On six common surgeries, Erlanger and Memorial billings are lower than national average billings. Parkridge is on par or slightly above national average. SkyRidge Medical Center in Cleveland should change its name to Skyhigh, since it charges as much as twice the national average on at least two of the six surgeries the paper examined. Not enough information was available for a generalization on Hutcheson and Hamilton medical centers in North Georgia.

It's a given that life is complicated. But something as important as health care should not be impenetrable.

A longtime health care advocate with the Tennessee Justice Center, Gordon Bonnyman, put it best: "No other industry works like this, where the consumer doesn't know what the prices are, where they are incapable of understanding or controlling the aspects of the procedure they're paying for and the doctor is deciding for them; and where there is little to no accountability for the quality of the product."

This is what the Affordable Care Act is aimed at fixing. The new law -- dubbed Obamacare by the insurance-driven lobby propelling conservatives to hopelessly spend $55 million dollars in taxpayer money to try yet again to repeal it -- would shift the pay system to outcomes and quality care, not mojo.

It has gotten "precious little respect" from many Tennessee, says Bonnyman. Yet it has a huge potential to improve the system in ways consumers can't.

What might it be like to shop where the prices and goods are not hidden? Insurers and providers might not like it pulling back the curtain on costs, but customers just might.

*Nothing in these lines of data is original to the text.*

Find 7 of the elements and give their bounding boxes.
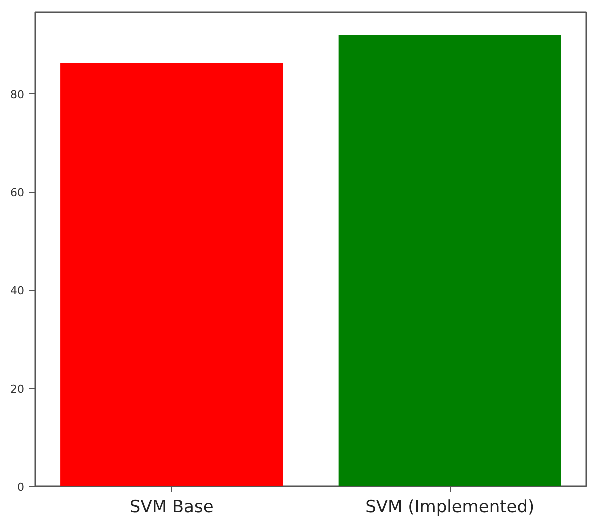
y-tick-label: 40: [10, 284, 25, 298]
y-tick-label: 80: [10, 88, 25, 102]
x-tick-label: SVM (Implemented): [366, 498, 535, 518]
x-tick-label: SVM Base: [130, 498, 214, 518]
y-tick-label: 20: [10, 382, 25, 396]
y-tick-label: 0: [18, 481, 24, 494]
y-tick-label: 60: [10, 186, 25, 200]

Health care as we know it today is a ridiculous maze of smoke and mirrors charging one thing, accepting another from insurance companies and accepting something else from uninsured customers (people with no third party making a profit).

Though it is "free market" and not government run, health care really is the least transparent thing we pay for. Not even taxes are this hard to trace.

It is long past time to reinvent this wheel.